Connecting gene regulatory relationships to neurobiological mechanisms of brain disorders

Abstract

AbstractDespite being clinically distinguishable, many neuropsychiatric disorders display a remarked level of genetic correlation and overlapping symptoms. Deciphering neurobiological mechanisms underlying potential shared genetic etiology is challenging because (1) most common risk variants reside in the non-coding region of the genome, and (2) a genome-wide framework is required to compare genome-wide association studies (GWAS) having different power. To address these challenges, we developed a platform, Hi-C coupled MAGMA (H-MAGMA), that converts SNP-level summary statistics into gene-level association statistics by assigning non-coding SNPs to their cognate genes based on chromatin interactions. We applied H-MAGMA to five psychiatric disorders and four neurodegenerative disorders to interrogate biological pathways, developmental windows, and cell types implicated for each disorder. We found that neuropsychiatric disorder-associated genes coalesce at the level of developmental windows (mid-gestation) and cell-type specificity (excitatory neurons). On the contrary, neurodegenerative disorder-associated genes show more diverse cell type specific, and increasing expression over time, consistent with the age-associated elevated risk of developing neurodegenerative disorders. Genes associated with Alzheimer’s disease were not only highly expressed in microglia, but also subject to microglia and oligodendrocyte-specific dysregulation, highlighting the importance of understanding the cellular context in which risk variants exert their effects.

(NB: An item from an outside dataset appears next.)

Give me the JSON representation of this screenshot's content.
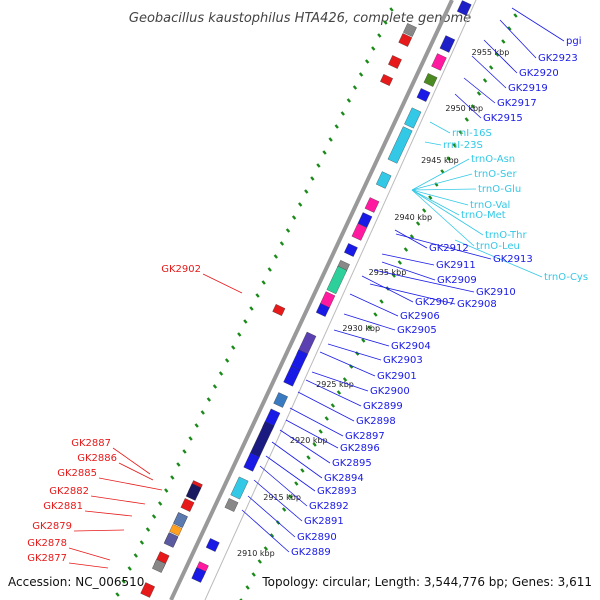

We also obtained a set of pleiotropic genes that are shared across multiple psychiatric disorders and may form the basis for common neurobiological susceptibility. Pleiotropic genes are associated with neural activity and gene regulation, with selective expression in corticothalamic projection neurons. These results show how H-MAGMA adds to existing frameworks to help identify the neurobiological basis of shared and distinct genetic architecture of brain disorders.